The parts of the body that receive exercise during a workout on the rowing machine are primarily the cardiovascular system and groups of muscles throughout the body. Because of the different muscle groups that rowing targets in an anaerobic sense, it is referred to as a sport of strength endurance. Besides making you a better rower if you row professionally or as a hobby, the rowing machine also has another benefit that works towards weight loss and reduction. Rowing is a severe calorie-burning exercise, although rowers with higher levels of skill will be able to burn a higher degree of calories and thus lose more weight.

Proper and Safe Usage

The rowing machine is a piece of exercise equipment that may result in severe injury to you if you don't learn how to use it properly. Your lower back is the part of your body that is in the most danger if you do not learn how to use a rowing machine properly.
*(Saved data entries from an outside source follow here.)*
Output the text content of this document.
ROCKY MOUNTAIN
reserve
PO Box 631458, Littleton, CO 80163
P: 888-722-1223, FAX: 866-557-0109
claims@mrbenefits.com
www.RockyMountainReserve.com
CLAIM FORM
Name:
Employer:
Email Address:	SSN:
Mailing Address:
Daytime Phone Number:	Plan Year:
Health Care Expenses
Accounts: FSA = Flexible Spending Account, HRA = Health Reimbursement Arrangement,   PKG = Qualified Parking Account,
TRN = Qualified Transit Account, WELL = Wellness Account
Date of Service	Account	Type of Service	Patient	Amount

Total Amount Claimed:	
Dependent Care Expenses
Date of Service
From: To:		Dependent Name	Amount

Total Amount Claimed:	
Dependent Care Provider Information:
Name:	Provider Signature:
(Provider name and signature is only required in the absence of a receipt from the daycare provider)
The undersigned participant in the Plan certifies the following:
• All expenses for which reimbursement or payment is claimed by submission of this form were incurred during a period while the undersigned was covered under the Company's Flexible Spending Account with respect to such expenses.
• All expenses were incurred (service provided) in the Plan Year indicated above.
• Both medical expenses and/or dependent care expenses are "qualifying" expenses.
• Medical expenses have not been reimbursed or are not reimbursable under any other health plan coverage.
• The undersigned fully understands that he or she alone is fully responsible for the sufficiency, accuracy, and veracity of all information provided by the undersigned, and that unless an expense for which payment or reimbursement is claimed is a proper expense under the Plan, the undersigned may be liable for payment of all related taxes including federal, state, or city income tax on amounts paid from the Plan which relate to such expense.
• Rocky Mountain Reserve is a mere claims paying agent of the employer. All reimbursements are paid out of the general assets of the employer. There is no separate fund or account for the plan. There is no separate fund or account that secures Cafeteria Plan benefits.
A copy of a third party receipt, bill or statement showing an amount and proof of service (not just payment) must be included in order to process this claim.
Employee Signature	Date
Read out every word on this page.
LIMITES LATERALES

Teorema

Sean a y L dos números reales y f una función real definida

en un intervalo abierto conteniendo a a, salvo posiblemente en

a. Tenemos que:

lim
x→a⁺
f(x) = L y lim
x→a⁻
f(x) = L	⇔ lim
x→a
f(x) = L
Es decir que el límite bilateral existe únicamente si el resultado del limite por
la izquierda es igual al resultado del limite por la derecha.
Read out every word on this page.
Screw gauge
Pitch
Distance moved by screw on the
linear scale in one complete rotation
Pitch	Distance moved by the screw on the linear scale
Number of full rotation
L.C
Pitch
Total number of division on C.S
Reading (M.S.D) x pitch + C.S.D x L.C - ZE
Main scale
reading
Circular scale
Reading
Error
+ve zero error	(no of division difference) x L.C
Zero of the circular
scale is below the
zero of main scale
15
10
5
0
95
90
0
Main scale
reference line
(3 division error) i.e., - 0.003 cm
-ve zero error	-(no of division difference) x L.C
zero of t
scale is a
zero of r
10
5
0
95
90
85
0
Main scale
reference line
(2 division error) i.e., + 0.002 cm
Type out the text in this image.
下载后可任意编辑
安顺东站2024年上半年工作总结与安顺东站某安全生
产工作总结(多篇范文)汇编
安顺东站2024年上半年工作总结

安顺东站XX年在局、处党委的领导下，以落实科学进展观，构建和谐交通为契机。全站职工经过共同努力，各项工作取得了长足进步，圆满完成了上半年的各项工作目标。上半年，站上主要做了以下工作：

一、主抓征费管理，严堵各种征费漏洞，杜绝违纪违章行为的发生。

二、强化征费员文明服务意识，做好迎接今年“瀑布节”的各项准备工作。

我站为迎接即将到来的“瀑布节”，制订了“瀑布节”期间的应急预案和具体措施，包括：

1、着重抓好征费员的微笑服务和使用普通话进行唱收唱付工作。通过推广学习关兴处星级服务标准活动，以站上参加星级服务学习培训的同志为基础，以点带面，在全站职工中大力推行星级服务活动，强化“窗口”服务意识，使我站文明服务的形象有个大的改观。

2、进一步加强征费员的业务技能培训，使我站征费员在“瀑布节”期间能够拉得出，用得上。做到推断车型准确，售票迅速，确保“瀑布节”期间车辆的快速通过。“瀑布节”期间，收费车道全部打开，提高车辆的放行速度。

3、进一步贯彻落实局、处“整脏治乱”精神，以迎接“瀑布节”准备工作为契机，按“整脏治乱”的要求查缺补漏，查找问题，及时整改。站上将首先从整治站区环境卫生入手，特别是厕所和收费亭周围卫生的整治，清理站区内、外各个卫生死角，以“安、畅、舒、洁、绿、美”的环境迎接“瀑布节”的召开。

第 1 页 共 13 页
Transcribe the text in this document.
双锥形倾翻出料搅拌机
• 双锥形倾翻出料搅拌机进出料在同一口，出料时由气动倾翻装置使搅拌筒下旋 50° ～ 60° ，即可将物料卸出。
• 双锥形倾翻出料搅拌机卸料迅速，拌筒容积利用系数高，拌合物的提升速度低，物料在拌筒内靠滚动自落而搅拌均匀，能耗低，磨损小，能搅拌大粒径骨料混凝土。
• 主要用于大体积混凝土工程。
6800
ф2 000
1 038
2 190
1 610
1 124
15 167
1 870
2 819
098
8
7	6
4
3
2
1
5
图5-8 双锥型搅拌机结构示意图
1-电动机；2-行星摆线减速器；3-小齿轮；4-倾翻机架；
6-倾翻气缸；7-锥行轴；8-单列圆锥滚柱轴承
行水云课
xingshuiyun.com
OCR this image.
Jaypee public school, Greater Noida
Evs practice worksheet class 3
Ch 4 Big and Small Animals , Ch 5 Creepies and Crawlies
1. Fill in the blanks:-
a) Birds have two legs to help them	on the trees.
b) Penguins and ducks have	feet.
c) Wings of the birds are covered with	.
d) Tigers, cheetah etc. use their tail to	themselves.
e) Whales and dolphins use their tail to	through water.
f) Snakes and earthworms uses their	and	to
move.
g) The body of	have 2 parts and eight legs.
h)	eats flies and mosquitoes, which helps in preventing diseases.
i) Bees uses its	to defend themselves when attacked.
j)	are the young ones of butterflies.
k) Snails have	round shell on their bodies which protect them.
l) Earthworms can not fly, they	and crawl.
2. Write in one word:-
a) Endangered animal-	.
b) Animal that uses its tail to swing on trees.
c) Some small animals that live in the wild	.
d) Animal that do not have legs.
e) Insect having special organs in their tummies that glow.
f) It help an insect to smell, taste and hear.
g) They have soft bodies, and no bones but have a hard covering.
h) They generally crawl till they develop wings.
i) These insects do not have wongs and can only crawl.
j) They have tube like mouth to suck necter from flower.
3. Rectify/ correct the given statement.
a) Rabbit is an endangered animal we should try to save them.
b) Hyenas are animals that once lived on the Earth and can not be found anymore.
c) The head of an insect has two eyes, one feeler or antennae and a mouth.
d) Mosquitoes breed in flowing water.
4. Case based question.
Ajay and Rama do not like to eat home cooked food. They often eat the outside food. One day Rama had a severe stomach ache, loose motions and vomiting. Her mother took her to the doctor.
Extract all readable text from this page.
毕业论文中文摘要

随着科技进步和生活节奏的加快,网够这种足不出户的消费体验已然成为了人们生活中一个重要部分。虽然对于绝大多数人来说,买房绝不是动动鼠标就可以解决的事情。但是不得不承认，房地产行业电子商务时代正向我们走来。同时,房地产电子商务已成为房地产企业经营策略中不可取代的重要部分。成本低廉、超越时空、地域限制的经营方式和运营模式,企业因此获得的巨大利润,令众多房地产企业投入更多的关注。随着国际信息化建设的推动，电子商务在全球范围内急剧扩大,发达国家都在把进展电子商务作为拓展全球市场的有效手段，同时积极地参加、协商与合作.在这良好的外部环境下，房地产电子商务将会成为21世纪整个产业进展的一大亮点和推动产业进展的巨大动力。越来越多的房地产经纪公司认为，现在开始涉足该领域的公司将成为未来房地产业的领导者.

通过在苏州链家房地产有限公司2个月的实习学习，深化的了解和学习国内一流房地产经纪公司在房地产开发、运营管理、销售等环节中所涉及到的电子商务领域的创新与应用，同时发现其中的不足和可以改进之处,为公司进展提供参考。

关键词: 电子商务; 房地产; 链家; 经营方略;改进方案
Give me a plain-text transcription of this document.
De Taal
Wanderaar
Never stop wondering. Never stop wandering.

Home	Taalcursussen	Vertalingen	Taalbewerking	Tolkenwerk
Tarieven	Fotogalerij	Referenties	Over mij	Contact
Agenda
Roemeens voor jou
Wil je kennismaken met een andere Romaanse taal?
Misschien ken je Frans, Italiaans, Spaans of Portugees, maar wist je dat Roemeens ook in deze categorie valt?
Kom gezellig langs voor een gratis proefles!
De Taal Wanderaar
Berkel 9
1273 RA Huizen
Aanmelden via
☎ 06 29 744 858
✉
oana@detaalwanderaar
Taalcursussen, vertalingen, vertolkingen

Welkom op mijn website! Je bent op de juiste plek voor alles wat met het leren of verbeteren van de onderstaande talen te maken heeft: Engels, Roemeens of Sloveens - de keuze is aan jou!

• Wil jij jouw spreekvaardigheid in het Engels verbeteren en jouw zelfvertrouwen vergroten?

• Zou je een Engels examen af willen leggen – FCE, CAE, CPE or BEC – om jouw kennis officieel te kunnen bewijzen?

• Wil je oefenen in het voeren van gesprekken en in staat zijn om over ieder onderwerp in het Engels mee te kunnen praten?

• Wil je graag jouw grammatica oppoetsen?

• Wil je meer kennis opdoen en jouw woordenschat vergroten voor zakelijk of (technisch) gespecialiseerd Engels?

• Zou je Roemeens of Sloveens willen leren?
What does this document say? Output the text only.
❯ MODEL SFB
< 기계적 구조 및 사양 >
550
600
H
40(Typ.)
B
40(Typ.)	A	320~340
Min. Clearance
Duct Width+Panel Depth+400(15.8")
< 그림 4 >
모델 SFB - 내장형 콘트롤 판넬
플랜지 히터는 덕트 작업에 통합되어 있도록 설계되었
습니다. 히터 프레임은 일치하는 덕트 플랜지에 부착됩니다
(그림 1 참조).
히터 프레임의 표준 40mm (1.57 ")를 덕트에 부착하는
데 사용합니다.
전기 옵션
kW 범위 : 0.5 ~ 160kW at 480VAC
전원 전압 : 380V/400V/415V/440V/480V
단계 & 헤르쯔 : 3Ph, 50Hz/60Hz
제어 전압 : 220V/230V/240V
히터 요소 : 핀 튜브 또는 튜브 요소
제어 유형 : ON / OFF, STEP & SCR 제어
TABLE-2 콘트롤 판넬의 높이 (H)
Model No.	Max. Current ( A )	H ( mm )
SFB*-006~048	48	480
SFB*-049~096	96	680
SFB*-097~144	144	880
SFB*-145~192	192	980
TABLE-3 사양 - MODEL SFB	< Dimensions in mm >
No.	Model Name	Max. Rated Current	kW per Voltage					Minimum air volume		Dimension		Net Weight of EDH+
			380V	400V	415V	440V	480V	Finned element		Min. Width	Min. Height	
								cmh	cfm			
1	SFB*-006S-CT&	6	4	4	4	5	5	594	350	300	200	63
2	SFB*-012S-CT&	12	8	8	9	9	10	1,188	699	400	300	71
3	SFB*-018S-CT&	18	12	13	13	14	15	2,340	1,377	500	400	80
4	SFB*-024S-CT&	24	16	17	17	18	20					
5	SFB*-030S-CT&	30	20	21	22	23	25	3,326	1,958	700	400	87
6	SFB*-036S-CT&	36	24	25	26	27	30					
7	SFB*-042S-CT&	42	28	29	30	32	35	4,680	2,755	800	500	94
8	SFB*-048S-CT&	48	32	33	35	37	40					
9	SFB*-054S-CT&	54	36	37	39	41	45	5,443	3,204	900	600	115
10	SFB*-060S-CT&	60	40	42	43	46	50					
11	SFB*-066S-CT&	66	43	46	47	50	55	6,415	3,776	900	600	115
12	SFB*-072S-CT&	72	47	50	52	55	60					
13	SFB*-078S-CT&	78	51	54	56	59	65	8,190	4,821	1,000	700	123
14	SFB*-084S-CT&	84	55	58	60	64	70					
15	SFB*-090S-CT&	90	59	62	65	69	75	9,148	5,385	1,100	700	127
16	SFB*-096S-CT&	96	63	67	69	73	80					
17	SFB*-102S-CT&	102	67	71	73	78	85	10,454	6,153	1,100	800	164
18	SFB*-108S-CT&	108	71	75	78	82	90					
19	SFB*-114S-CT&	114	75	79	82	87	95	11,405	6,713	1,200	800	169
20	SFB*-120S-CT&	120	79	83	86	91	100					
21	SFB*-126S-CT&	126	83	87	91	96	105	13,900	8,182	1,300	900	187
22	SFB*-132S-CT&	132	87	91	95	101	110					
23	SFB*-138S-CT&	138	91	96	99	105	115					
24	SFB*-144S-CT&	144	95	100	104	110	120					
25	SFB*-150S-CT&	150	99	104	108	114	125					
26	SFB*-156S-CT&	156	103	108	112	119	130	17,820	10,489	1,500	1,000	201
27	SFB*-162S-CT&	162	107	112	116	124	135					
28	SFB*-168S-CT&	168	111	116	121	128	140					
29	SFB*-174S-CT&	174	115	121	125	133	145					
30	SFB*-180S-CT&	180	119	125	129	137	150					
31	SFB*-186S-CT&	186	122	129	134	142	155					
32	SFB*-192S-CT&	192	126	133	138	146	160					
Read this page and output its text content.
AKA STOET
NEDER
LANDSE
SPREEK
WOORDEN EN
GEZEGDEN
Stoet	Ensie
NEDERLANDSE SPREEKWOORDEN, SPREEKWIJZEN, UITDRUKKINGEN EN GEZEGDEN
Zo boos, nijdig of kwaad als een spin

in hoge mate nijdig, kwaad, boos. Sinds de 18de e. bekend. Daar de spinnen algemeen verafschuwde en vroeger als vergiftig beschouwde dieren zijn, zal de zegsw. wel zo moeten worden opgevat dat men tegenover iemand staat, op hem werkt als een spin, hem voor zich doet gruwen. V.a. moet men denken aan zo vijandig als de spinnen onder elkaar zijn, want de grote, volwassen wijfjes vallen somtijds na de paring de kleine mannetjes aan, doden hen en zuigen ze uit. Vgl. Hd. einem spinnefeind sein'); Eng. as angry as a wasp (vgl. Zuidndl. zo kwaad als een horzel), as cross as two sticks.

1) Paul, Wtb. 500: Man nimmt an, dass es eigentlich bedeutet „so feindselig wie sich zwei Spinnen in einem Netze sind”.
The solution to such possible injuries is simply correct rowing technique. Proper technique for rowing includes not only the actual mechanics of rowing, but also things like breathing correctly. Correct breathing (inhaling during the recovery while exhaling during the drive) is essential in maintaining a stable force in your upper body. Furthermore, good technique demands that you use your big thigh muscles to drive the rowing stroke and that your body angle is not too forward or back, as this can injure both your lower back as well as your knees.

Types of Exercises

You get different types of exercise on rowing machines based on the kind of rowing machine you use. There are quite a few models: the braked flywheel resistance, the air resistance, the magnetic resistance and the water resistance. For example, on the air resistance models, you exercise by rowing on a machine where resistance is created by a fan, whereas on a water resistance rowing machine, you have the benefit of using the most realistic type of rowing simulation, which occurs due to its water flywheel moving in a tank of water.